Çoğu zaman Hoca, sabahleyin ilk vapurla Üsküdar'a geçer, Kısıklı tramvayına biner, oradaan da Çamlıca tepesine çıkardı. Bir ağaç ve çalı dibine oturur, tek başına tefekküre dalardı. Çalıların, otların, çiçeklerin ve böceklerin dünyasında, âdeta onlarla konuşur, dertleşir ve haşır neşir olurdu. Onu orada öyle gören çobanlar da hâline şaşar kalırlardı. Bilmeyenler, deli zanneder yanına yaklaşmaya çekinirlerdi. Çoğu zaman selâm bile vermeden geçer giderlerdi. Daha önceden tanış olanlar selâm verir, ayaküstü birkaç kelâm ederlerdi. Hoca, bir defasında Çamlıca eteklerinde karşılaştığı bir amcadan hayranlıkla söz etmiş ve o olayı şöyle dile getirmişti:
"Geçenlerde henüz sıcak bir gündüz ortasında buralı bir dostumla şehrin Kadıköy geçesinde İbrahimağa yokuşu denilen bir semt arkasında Çamlıca'ya doğru yürüyüş yapıyorduk, toprak bir yolun üstünde yolu tıkayan bir kaya parçasını kazma ile kırarak, yolu açmaya çalışan bir adama rastladık. Önce bunu bir amele zannettik. Arkadaşım, siyah, tekerlek sakallı, tatlı ve güler yüzlü, oldukça iri ve dinç cüssesiyle çalışan o adama selâm verdi;
- Amele misin? Yalnız mı çalışıyorsun?
diye sordu. Kazmasına dayanarak bir gazali andıran derin ve siyah gözleriyle bizi süzdükten sonra, o kahraman Türkmen'in heyecanlı ve gür sesini dinlerken kulaklarıma inanamadım:
- Ben arabacıyım, na şu karşı kulübede oturuyorum, amele değilim. Allah için bu yolu yapıyorum, dedi.

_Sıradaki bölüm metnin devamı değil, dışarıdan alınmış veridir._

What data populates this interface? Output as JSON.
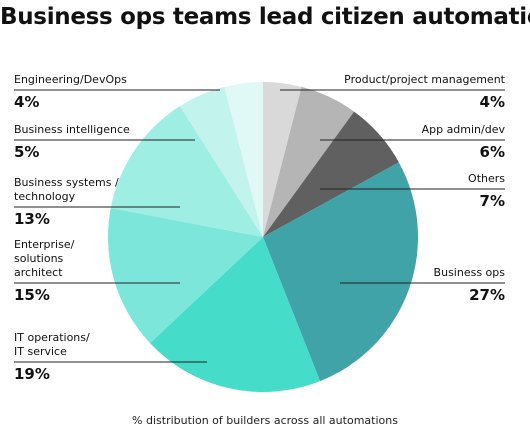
{
  "chart_data": {
    "type": "pie",
    "title": "Business ops teams lead citizen automation",
    "caption": "% distribution of builders across all automations",
    "categories": [
      "Product/project management",
      "App admin/dev",
      "Others",
      "Business ops",
      "IT operations/\nIT service",
      "Enterprise/\nsolutions\narchitect",
      "Business systems /\ntechnology",
      "Business intelligence",
      "Engineering/DevOps"
    ],
    "values": [
      4,
      6,
      7,
      27,
      19,
      15,
      13,
      5,
      4
    ],
    "value_labels": [
      "4%",
      "6%",
      "7%",
      "27%",
      "19%",
      "15%",
      "13%",
      "5%",
      "4%"
    ],
    "colors": [
      "#d9d9d9",
      "#b5b5b5",
      "#606060",
      "#3fa3a8",
      "#45dcc9",
      "#7de6da",
      "#9eeee3",
      "#c3f3ed",
      "#e1f9f6"
    ]
  }
}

Bizim şaşkınlığımıza bakıyordu. Biz sormadan o devam etti. Lâkin gözleri dolmuştu, sesi titriyordu. Serbestçe ağlayabilen bir kahramana benziyordu:
- Babam Çanakkale'de şehit oldu, bir helva pişiremedim. Evladımı İstiklal Harbi'nde kurban verdim, bir Mevlit okutamadım. Ruhlarına gönderecek bir şeyim yok. İşte şimdi bu hayrı yapıyorum, dedi.
Hemen kazmaya sarıldı, "Allah" diye başladığı işine devam etti.
Fakir ve dertli baba, evladı için böyle bir hayır işlemekle yürek acısını dindirmeye çalışıyordu. Ben de içim sızlayarak, "Allah büyük, inşallah kabul eder" dedim. Ne zaman oradan geçsem, yaşlı amcanın o hâli gözümün önüne gelir; dindarlık işte budur, diye düşünürüm...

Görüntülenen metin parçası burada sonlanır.